The WSOP released a statement via their website confirming that they are tweaking the POY formula for 2018 “in response to player feedback.” This year the WSOP will change things up as the new system will be rewarding those who run deep in tournaments, while still rewarding consistency.
Many poker players are happy to see the WSOP take steps to make changes as they were not very happy with how the 2017 WSOP POY ratings turned out.
Chris Ferguson Receiving 2017 POY Award Upsets Players
Controversy regarding the POY system started last year when the WSOP surprisingly introduced its own proprietary formula, scrapping the 2011 formula that took into consideration the field size and buy-in price, and the results of the WSOP Europe. The 2017 formula relied on ROI, rewarding those who cashed more for their buy-ins.
The new formula caught many players off guard, especially two-time POY winner Daniel Negreanu who took the 12th spot on the 2017 list. Negreanu had a great run in 2016 and came in second behind James Obst. Negreanu was one of those players who were not happy with the 2017 POY process and said that $10,000 buy-in tournaments are much more superior that small buy-in events, and POY points should be rewarded based on the superiority of the tournament and the player field.
Chris Ferguson who is still one of the most hated poker pros on the circuit due to his role in the Full Tile Poker scam ended up winning the 2017 POY much to the frustration of thousands of poker players.
John Monnette, who took 5th place at the 2017 POY straight-up called the POY system a flawed system and said that Ferguson was able to bag the POY not by being the best player overall but by manipulating and taking advantage of the system.
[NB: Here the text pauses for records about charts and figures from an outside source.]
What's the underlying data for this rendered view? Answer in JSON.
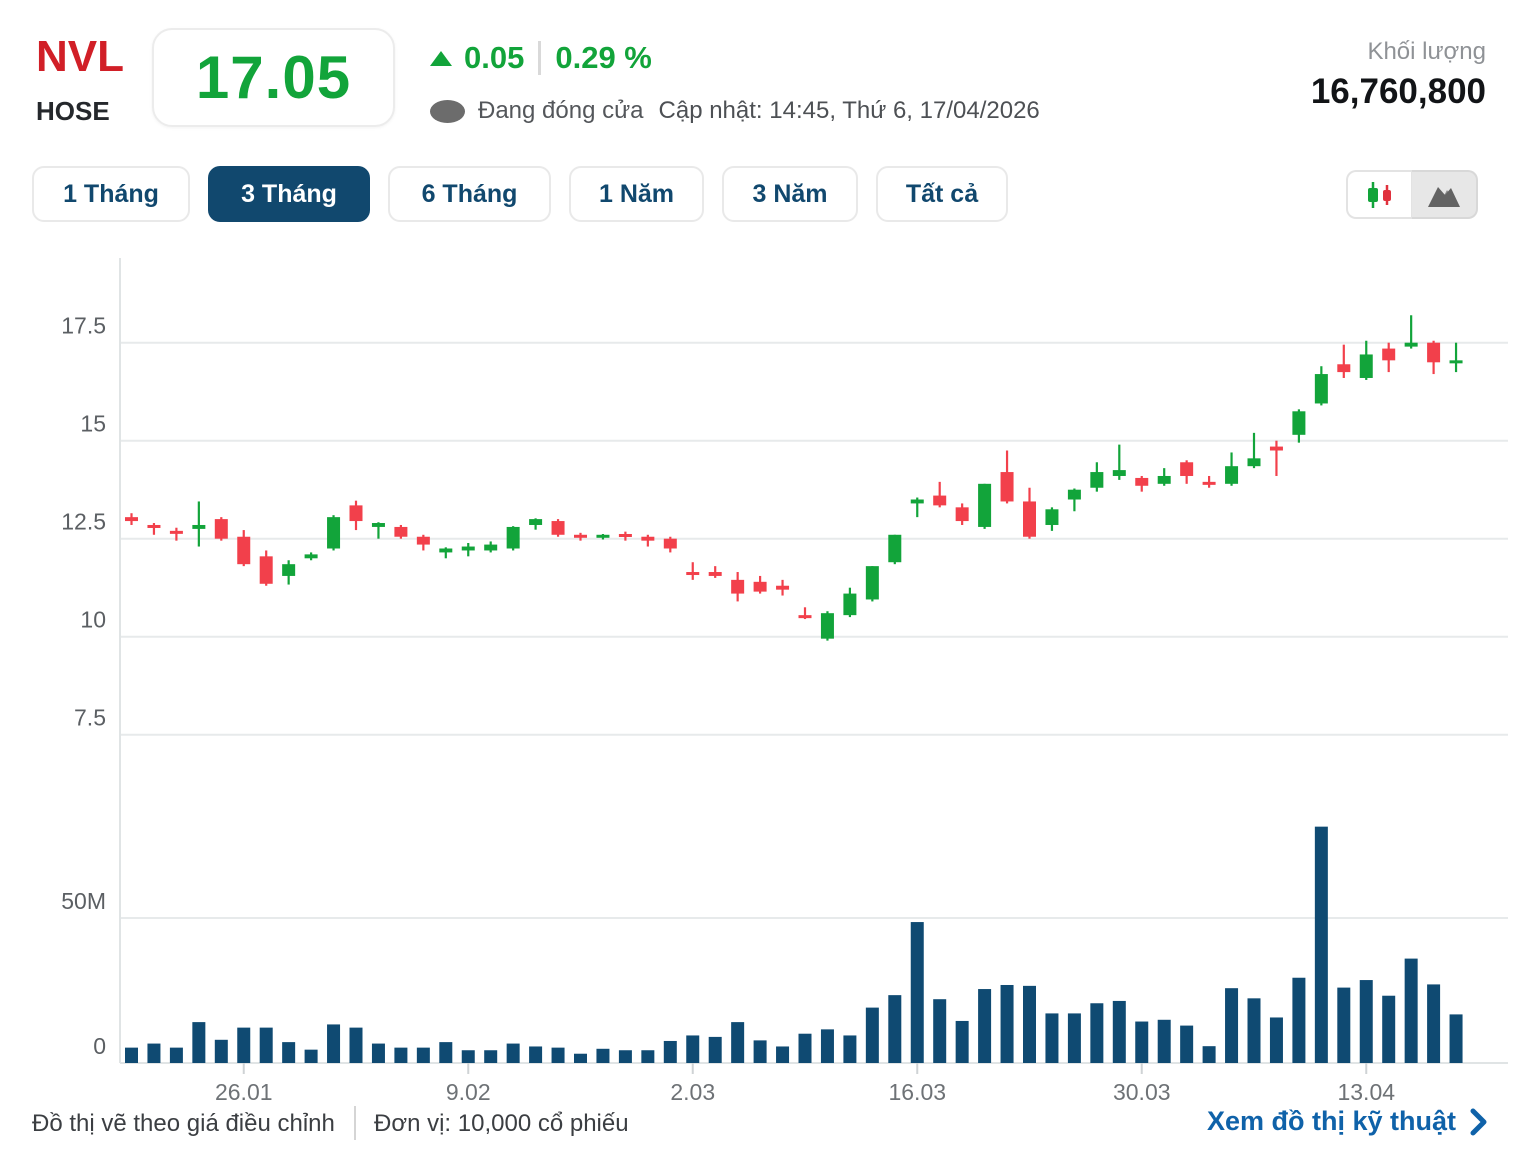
{
  "header": {
    "symbol": "NVL",
    "exchange": "HOSE",
    "price": "17.05",
    "change_value": "0.05",
    "change_percent": "0.29 %",
    "status_label": "Đang đóng cửa",
    "update_label": "Cập nhật: 14:45, Thứ 6, 17/04/2026",
    "volume_label": "Khối lượng",
    "volume_value": "16,760,800"
  },
  "tabs": {
    "items": [
      {
        "label": "1 Tháng",
        "active": false
      },
      {
        "label": "3 Tháng",
        "active": true
      },
      {
        "label": "6 Tháng",
        "active": false
      },
      {
        "label": "1 Năm",
        "active": false
      },
      {
        "label": "3 Năm",
        "active": false
      },
      {
        "label": "Tất cả",
        "active": false
      }
    ]
  },
  "toggles": {
    "candlestick_icon": "candlestick-chart-icon",
    "area_icon": "area-chart-icon"
  },
  "icons": {
    "up_arrow": "triangle-up-icon",
    "status_dot": "dot-icon",
    "chevron": "chevron-right-icon"
  },
  "colors": {
    "up_green": "#12a43a",
    "down_red": "#f2404b",
    "navy": "#11486e",
    "volume_bar": "#0f4a72",
    "link_blue": "#0f62a9",
    "symbol_red": "#d11f27",
    "grid_gray": "#e7eaeb"
  },
  "footer": {
    "note_adjusted": "Đồ thị vẽ theo giá điều chỉnh",
    "note_unit": "Đơn vị: 10,000 cổ phiếu",
    "link_label": "Xem đồ thị kỹ thuật"
  },
  "chart_data": {
    "type": "candlestick_with_volume",
    "title": "NVL 3-month daily price chart",
    "price_axis": {
      "range": [
        7.2,
        18.6
      ],
      "ticks": [
        {
          "label": "17.5",
          "value": 17.5
        },
        {
          "label": "15",
          "value": 15
        },
        {
          "label": "12.5",
          "value": 12.5
        },
        {
          "label": "10",
          "value": 10
        },
        {
          "label": "7.5",
          "value": 7.5
        }
      ]
    },
    "volume_axis": {
      "range_m": [
        0,
        100
      ],
      "ticks": [
        {
          "label": "50M",
          "value": 50
        },
        {
          "label": "0",
          "value": 0
        }
      ]
    },
    "x_axis": {
      "ticks": [
        {
          "label": "26.01",
          "index": 5
        },
        {
          "label": "9.02",
          "index": 15
        },
        {
          "label": "2.03",
          "index": 25
        },
        {
          "label": "16.03",
          "index": 35
        },
        {
          "label": "30.03",
          "index": 45
        },
        {
          "label": "13.04",
          "index": 55
        }
      ]
    },
    "ohlc": [
      [
        13.05,
        13.15,
        12.85,
        12.95
      ],
      [
        12.85,
        12.9,
        12.6,
        12.8
      ],
      [
        12.7,
        12.78,
        12.45,
        12.65
      ],
      [
        12.75,
        13.45,
        12.3,
        12.85
      ],
      [
        13.0,
        13.05,
        12.45,
        12.5
      ],
      [
        12.55,
        12.72,
        11.8,
        11.85
      ],
      [
        12.05,
        12.2,
        11.3,
        11.35
      ],
      [
        11.55,
        11.95,
        11.33,
        11.85
      ],
      [
        12.0,
        12.15,
        11.95,
        12.1
      ],
      [
        12.25,
        13.1,
        12.2,
        13.05
      ],
      [
        13.35,
        13.47,
        12.72,
        12.95
      ],
      [
        12.8,
        12.92,
        12.5,
        12.9
      ],
      [
        12.8,
        12.85,
        12.5,
        12.55
      ],
      [
        12.55,
        12.6,
        12.2,
        12.35
      ],
      [
        12.15,
        12.28,
        12.0,
        12.25
      ],
      [
        12.2,
        12.39,
        12.05,
        12.3
      ],
      [
        12.2,
        12.43,
        12.15,
        12.35
      ],
      [
        12.25,
        12.82,
        12.2,
        12.8
      ],
      [
        12.85,
        13.02,
        12.73,
        13.0
      ],
      [
        12.95,
        13.0,
        12.55,
        12.6
      ],
      [
        12.6,
        12.65,
        12.45,
        12.55
      ],
      [
        12.55,
        12.62,
        12.48,
        12.6
      ],
      [
        12.62,
        12.68,
        12.45,
        12.55
      ],
      [
        12.55,
        12.6,
        12.3,
        12.45
      ],
      [
        12.5,
        12.55,
        12.15,
        12.25
      ],
      [
        11.65,
        11.9,
        11.45,
        11.58
      ],
      [
        11.65,
        11.8,
        11.5,
        11.55
      ],
      [
        11.45,
        11.65,
        10.9,
        11.1
      ],
      [
        11.4,
        11.55,
        11.1,
        11.15
      ],
      [
        11.3,
        11.45,
        11.05,
        11.2
      ],
      [
        10.55,
        10.75,
        10.45,
        10.5
      ],
      [
        9.95,
        10.65,
        9.9,
        10.6
      ],
      [
        10.55,
        11.25,
        10.5,
        11.1
      ],
      [
        10.95,
        11.8,
        10.9,
        11.8
      ],
      [
        11.9,
        12.6,
        11.85,
        12.6
      ],
      [
        13.4,
        13.55,
        13.05,
        13.5
      ],
      [
        13.6,
        13.95,
        13.3,
        13.35
      ],
      [
        13.3,
        13.4,
        12.85,
        12.95
      ],
      [
        12.8,
        13.9,
        12.75,
        13.9
      ],
      [
        14.2,
        14.75,
        13.4,
        13.45
      ],
      [
        13.45,
        13.8,
        12.5,
        12.55
      ],
      [
        12.85,
        13.3,
        12.7,
        13.25
      ],
      [
        13.5,
        13.78,
        13.2,
        13.75
      ],
      [
        13.8,
        14.45,
        13.7,
        14.2
      ],
      [
        14.1,
        14.9,
        14.0,
        14.25
      ],
      [
        14.05,
        14.1,
        13.7,
        13.85
      ],
      [
        13.9,
        14.3,
        13.85,
        14.1
      ],
      [
        14.45,
        14.5,
        13.9,
        14.1
      ],
      [
        13.95,
        14.1,
        13.8,
        13.9
      ],
      [
        13.9,
        14.7,
        13.85,
        14.35
      ],
      [
        14.35,
        15.2,
        14.3,
        14.55
      ],
      [
        14.85,
        15.0,
        14.1,
        14.75
      ],
      [
        15.15,
        15.8,
        14.95,
        15.75
      ],
      [
        15.95,
        16.9,
        15.9,
        16.7
      ],
      [
        16.95,
        17.45,
        16.6,
        16.75
      ],
      [
        16.6,
        17.55,
        16.55,
        17.2
      ],
      [
        17.35,
        17.5,
        16.75,
        17.05
      ],
      [
        17.4,
        18.2,
        17.35,
        17.5
      ],
      [
        17.5,
        17.55,
        16.7,
        17.0
      ],
      [
        17.0,
        17.5,
        16.75,
        17.05
      ]
    ],
    "volumes_m": [
      5.3,
      6.7,
      5.3,
      14.1,
      8.0,
      12.2,
      12.2,
      7.2,
      4.6,
      13.3,
      12.2,
      6.7,
      5.3,
      5.3,
      7.2,
      4.4,
      4.4,
      6.7,
      5.7,
      5.3,
      3.2,
      4.9,
      4.4,
      4.4,
      7.6,
      9.5,
      9.0,
      14.1,
      7.8,
      5.7,
      10.1,
      11.6,
      9.5,
      19.1,
      23.4,
      48.6,
      22.0,
      14.5,
      25.5,
      26.9,
      26.6,
      17.1,
      17.1,
      20.6,
      21.4,
      14.3,
      14.9,
      12.9,
      5.8,
      25.8,
      22.3,
      15.7,
      29.4,
      81.5,
      26.0,
      28.6,
      23.2,
      36.0,
      27.1,
      16.76
    ],
    "legend_position": "none",
    "grid": true
  }
}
Because of the negative feedback, WSOP has decided to pull back the 2017 POY system and released a revamped version of the 2011 format.
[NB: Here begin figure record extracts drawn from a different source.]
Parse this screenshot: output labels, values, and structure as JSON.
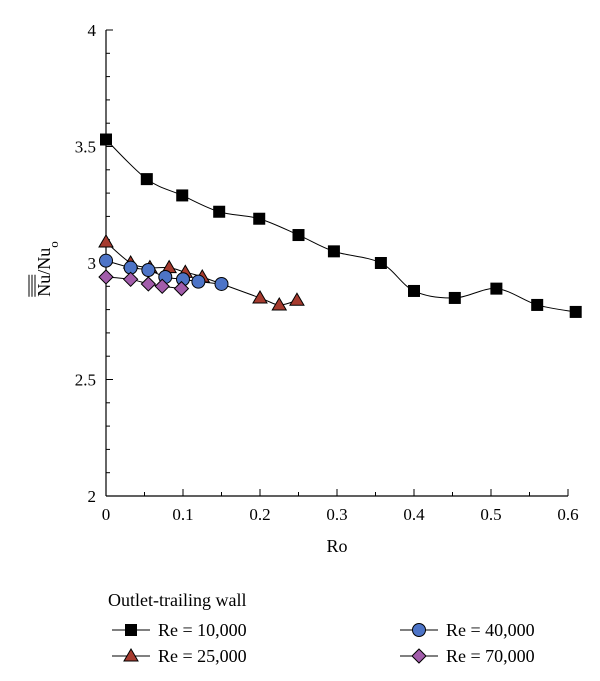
{
  "chart_data": {
    "type": "line",
    "xlabel": "Ro",
    "ylabel_main": "Nu",
    "ylabel_sep": "/Nu",
    "ylabel_sub": "o",
    "xlim": [
      0,
      0.6
    ],
    "ylim": [
      2,
      4
    ],
    "x_ticks": [
      0,
      0.1,
      0.2,
      0.3,
      0.4,
      0.5,
      0.6
    ],
    "y_ticks": [
      2,
      2.5,
      3,
      3.5,
      4
    ],
    "grid": false,
    "legend_title": "Outlet-trailing wall",
    "series": [
      {
        "name": "Re = 10,000",
        "marker": "square",
        "color": "#000000",
        "x": [
          0,
          0.053,
          0.099,
          0.147,
          0.199,
          0.25,
          0.296,
          0.357,
          0.4,
          0.453,
          0.507,
          0.56,
          0.61
        ],
        "y": [
          3.53,
          3.36,
          3.29,
          3.22,
          3.19,
          3.12,
          3.05,
          3.0,
          2.88,
          2.85,
          2.89,
          2.82,
          2.79
        ]
      },
      {
        "name": "Re = 25,000",
        "marker": "triangle",
        "color": "#a63b2f",
        "x": [
          0,
          0.032,
          0.057,
          0.082,
          0.103,
          0.125,
          0.2,
          0.225,
          0.248
        ],
        "y": [
          3.09,
          3.0,
          2.98,
          2.98,
          2.96,
          2.94,
          2.85,
          2.82,
          2.84
        ]
      },
      {
        "name": "Re = 40,000",
        "marker": "circle",
        "color": "#4d74c7",
        "x": [
          0,
          0.032,
          0.055,
          0.077,
          0.1,
          0.12,
          0.15
        ],
        "y": [
          3.01,
          2.98,
          2.97,
          2.94,
          2.93,
          2.92,
          2.91
        ]
      },
      {
        "name": "Re = 70,000",
        "marker": "diamond",
        "color": "#a25dab",
        "x": [
          0,
          0.032,
          0.055,
          0.073,
          0.098
        ],
        "y": [
          2.94,
          2.93,
          2.91,
          2.9,
          2.89
        ]
      }
    ]
  }
}
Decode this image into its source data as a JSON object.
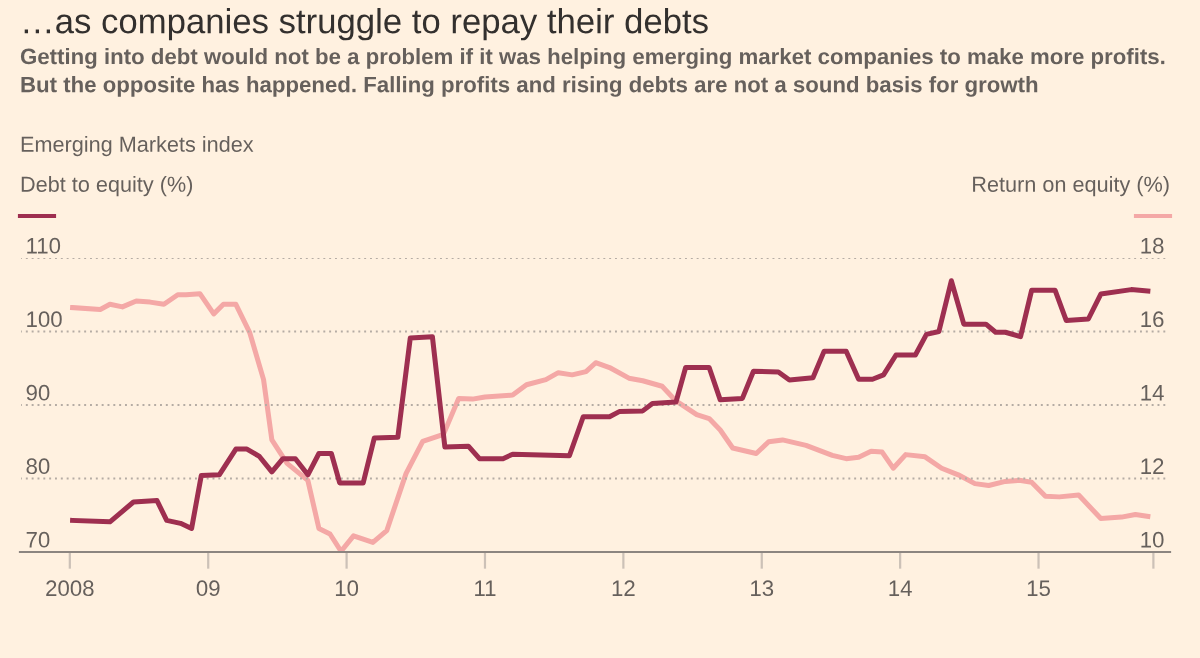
{
  "chart_data": {
    "type": "line",
    "title": "…as companies struggle to repay their debts",
    "subtitle": "Getting into debt would not be a problem if it was helping emerging market companies to make more profits. But the opposite has happened. Falling profits and rising debts are not a sound basis for growth",
    "annotations": [
      "Emerging Markets index"
    ],
    "ylabel": "Debt to equity (%)",
    "y2label": "Return on equity (%)",
    "xlim": [
      2007.64,
      2015.95
    ],
    "xticks": [
      2008,
      {
        "value": 2009,
        "label": "09"
      },
      {
        "value": 2010,
        "label": "10"
      },
      {
        "value": 2011,
        "label": "11"
      },
      {
        "value": 2012,
        "label": "12"
      },
      {
        "value": 2013,
        "label": "13"
      },
      {
        "value": 2014,
        "label": "14"
      },
      {
        "value": 2015,
        "label": "15"
      },
      {
        "value": 2015.83,
        "label": null
      }
    ],
    "ylim": [
      70,
      110
    ],
    "yticks": [
      70,
      80,
      90,
      100,
      110
    ],
    "y2lim": [
      10,
      18
    ],
    "y2ticks": [
      10,
      12,
      14,
      16,
      18
    ],
    "grid": "y",
    "legend": false,
    "line_style": "solid",
    "marker": "none",
    "series": [
      {
        "color": "#9e2f50",
        "x": [
          2008.02,
          2008.29,
          2008.46,
          2008.63,
          2008.7,
          2008.8,
          2008.88,
          2008.95,
          2009.08,
          2009.2,
          2009.28,
          2009.37,
          2009.46,
          2009.54,
          2009.63,
          2009.72,
          2009.8,
          2009.89,
          2009.95,
          2010.12,
          2010.2,
          2010.37,
          2010.46,
          2010.62,
          2010.71,
          2010.88,
          2010.96,
          2011.13,
          2011.2,
          2011.61,
          2011.71,
          2011.9,
          2011.97,
          2012.14,
          2012.21,
          2012.38,
          2012.45,
          2012.62,
          2012.7,
          2012.86,
          2012.94,
          2013.12,
          2013.2,
          2013.37,
          2013.45,
          2013.61,
          2013.7,
          2013.8,
          2013.88,
          2013.97,
          2014.11,
          2014.19,
          2014.28,
          2014.37,
          2014.46,
          2014.62,
          2014.69,
          2014.76,
          2014.87,
          2014.95,
          2015.12,
          2015.2,
          2015.36,
          2015.45,
          2015.67,
          2015.79
        ],
        "values": [
          74.3,
          74.1,
          76.8,
          77.0,
          74.3,
          73.9,
          73.2,
          80.4,
          80.5,
          84.0,
          84.0,
          83.0,
          80.9,
          82.7,
          82.7,
          80.5,
          83.4,
          83.4,
          79.4,
          79.4,
          85.5,
          85.6,
          99.1,
          99.3,
          84.3,
          84.4,
          82.7,
          82.7,
          83.3,
          83.1,
          88.4,
          88.4,
          89.1,
          89.2,
          90.2,
          90.4,
          95.1,
          95.1,
          90.7,
          90.9,
          94.6,
          94.5,
          93.4,
          93.7,
          97.3,
          97.3,
          93.5,
          93.5,
          94.1,
          96.8,
          96.8,
          99.6,
          100.0,
          106.9,
          101.0,
          101.0,
          99.9,
          99.9,
          99.3,
          105.6,
          105.6,
          101.5,
          101.7,
          105.1,
          105.7,
          105.5
        ]
      },
      {
        "color": "#f4a8a6",
        "axis": "y2",
        "x": [
          2008.02,
          2008.22,
          2008.29,
          2008.38,
          2008.48,
          2008.58,
          2008.68,
          2008.78,
          2008.84,
          2008.94,
          2009.04,
          2009.11,
          2009.2,
          2009.3,
          2009.4,
          2009.46,
          2009.57,
          2009.72,
          2009.8,
          2009.88,
          2009.96,
          2010.05,
          2010.19,
          2010.29,
          2010.43,
          2010.55,
          2010.7,
          2010.81,
          2010.91,
          2011.0,
          2011.2,
          2011.3,
          2011.44,
          2011.53,
          2011.63,
          2011.73,
          2011.8,
          2011.9,
          2012.04,
          2012.14,
          2012.28,
          2012.38,
          2012.53,
          2012.62,
          2012.7,
          2012.79,
          2012.96,
          2013.05,
          2013.15,
          2013.32,
          2013.51,
          2013.61,
          2013.7,
          2013.79,
          2013.87,
          2013.95,
          2014.04,
          2014.18,
          2014.3,
          2014.42,
          2014.54,
          2014.64,
          2014.76,
          2014.86,
          2014.95,
          2015.05,
          2015.15,
          2015.29,
          2015.45,
          2015.6,
          2015.7,
          2015.79
        ],
        "values": [
          16.65,
          16.6,
          16.74,
          16.67,
          16.83,
          16.8,
          16.74,
          17.0,
          17.0,
          17.03,
          16.48,
          16.74,
          16.74,
          15.97,
          14.69,
          13.05,
          12.41,
          11.95,
          10.64,
          10.49,
          10.02,
          10.44,
          10.26,
          10.58,
          12.14,
          13.01,
          13.2,
          14.18,
          14.16,
          14.22,
          14.27,
          14.55,
          14.69,
          14.88,
          14.82,
          14.91,
          15.15,
          15.02,
          14.73,
          14.66,
          14.51,
          14.11,
          13.74,
          13.63,
          13.32,
          12.83,
          12.68,
          13.0,
          13.05,
          12.9,
          12.63,
          12.54,
          12.58,
          12.74,
          12.72,
          12.28,
          12.65,
          12.59,
          12.28,
          12.1,
          11.86,
          11.81,
          11.92,
          11.95,
          11.9,
          11.52,
          11.5,
          11.55,
          10.91,
          10.95,
          11.02,
          10.97
        ]
      }
    ]
  }
}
Min-Cash in Large-Field versus Win in Small-Field
The new and updated POY points formula will be more generous towards players who run deep in prestigious tournaments like the $10,000 Main Event, where the player size isn’t as big as smaller min-buy tournaments, but are comparatively harder than all other tournaments.
This time, the POY points formula will have a much bigger ratio for points awarded for a win versus points awarded for a min-cash. In 2017, ratio stood at around 3.25:1 to 8.16:1. This year, ratio will play around 20:1, which means more points for those who win the bracelets.
The WSOP did highlight via its website that the POY winner for 2017 would have remained unchanged even if they used the 2018 formula. That meant they stand by their decision to award Chris Ferguson the POY, who would have still amassed 3,309 points from his 2017 WSOP run.
2018 POY Formula
Those who want to monitor their points this year can keep track using the point calculator on the WSOP website. Like the past years, POY runners will have the entire 2018 WSOP run at the Rio in Las Vegas to rack up points and also the WSOP Europe at King’s Casino in Rozvadov, Czech Republic from Oct 11-Nov 2.
For heads-up and shootout events, players eliminated in the same round will be awarded equal points. Multi-fight events like The Colossus and The Giant, where players can cash more than once, will only award POY points once for each event, and will be awarded only based on the final results positions.
Six events are also excluded from the POY race: $1,000/$10,000 Ladies Event, $1,000 Tag Team NLHE, $565 Casino Employees NLHE, $1,000 Seniors NLHE, Super Seniors NLHE, and the $1 million Big One for One Drop.
Since 2004, only Daniel Negreanu has won the POY twice. The Canadian poke pro was the first POY winner in 2004 and then won the POY in 2013. The richest POY winner was Greg Merson, who won the POY in 2012. He took home a jaw-dropping $9,755,180 for the WSOP series alone, after running a back-to-back win at the $10,000 World Championship NLHE for $ 8,531,853 and the $10,000 NLHE Six Handed for $ 1,136,197.